Objectives: To investigate whether symptoms of RRBI (i.e., stereotyped, self-injurious, ritualistic, compulsive, insistence on sameness, and restricted behavior), as measured by item-level data on the Repetitive Behavior Scale-Revised (RBS-R), can classify males versus females with ASD.
Methods: Participants included 615 youth with ASD (507 males; 82.4%), between 3 and 18 years of age (M=10.26, SD=4.20), who agreed to share data with the National Database for Autism Research (NDAR).

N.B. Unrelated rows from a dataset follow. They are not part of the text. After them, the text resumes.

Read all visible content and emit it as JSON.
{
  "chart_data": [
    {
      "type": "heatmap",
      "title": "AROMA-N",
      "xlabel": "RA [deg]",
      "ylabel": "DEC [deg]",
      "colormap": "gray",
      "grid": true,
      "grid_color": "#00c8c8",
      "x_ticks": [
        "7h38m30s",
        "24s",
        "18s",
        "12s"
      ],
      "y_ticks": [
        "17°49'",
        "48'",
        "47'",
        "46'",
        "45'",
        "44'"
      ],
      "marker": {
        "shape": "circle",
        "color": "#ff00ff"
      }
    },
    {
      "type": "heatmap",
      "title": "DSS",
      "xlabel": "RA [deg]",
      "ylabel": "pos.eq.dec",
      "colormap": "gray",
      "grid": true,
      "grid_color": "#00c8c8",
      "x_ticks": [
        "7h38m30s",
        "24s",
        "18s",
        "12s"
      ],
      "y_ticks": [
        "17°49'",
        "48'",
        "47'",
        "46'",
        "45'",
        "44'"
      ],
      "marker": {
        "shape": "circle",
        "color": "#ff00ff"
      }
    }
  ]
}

A stepwise discriminant function analysis (DFA) was used to predict the degree RBS-R data could correctly classify gender in a large sample of individuals with ASD. Standardized canonical function coefficients (SCFC) from the DFA represent the contribution of each variable to the discrimination between groups, with greater SCFC indicating greater discrimination.
Results: DFA results suggest that RBS-R items significantly differentiate girls versus boys with ASD, Wilks’ λ=0.89, χ2=70.79, p<0.001. Of note, gender was classified based on a set of 8 items (see table 1). Interestingly, the items that differentiated boys from girls did not solely consist of higher stereotyped and restricted behavior in boys (as indicated by negative SCFC scores). Half of the items that differentiated gender were higher in females with ASD (as indicated by positive SCFC scores) and from the self-injurious, compulsive, and insistence on sameness domains. This set of RBS-R items had greater success in correctly classifying boys with ASD (67.90%) than in correctly classifying affected girls (61.00%).
Conclusions: This study extends findings of gender differences in RRBI for ASD, demonstrating that girls with ASD may demonstrate higher self-injurious, compulsive, and insistence on sameness behavior than affected boys. It is important for future research to disentangle whether these elevated rates of RRBI in girls with ASD are central to the female autism phenotype or an epiphenomenon of the high rates of co-occurring disorders (e.g., anxiety) noted in affected girls.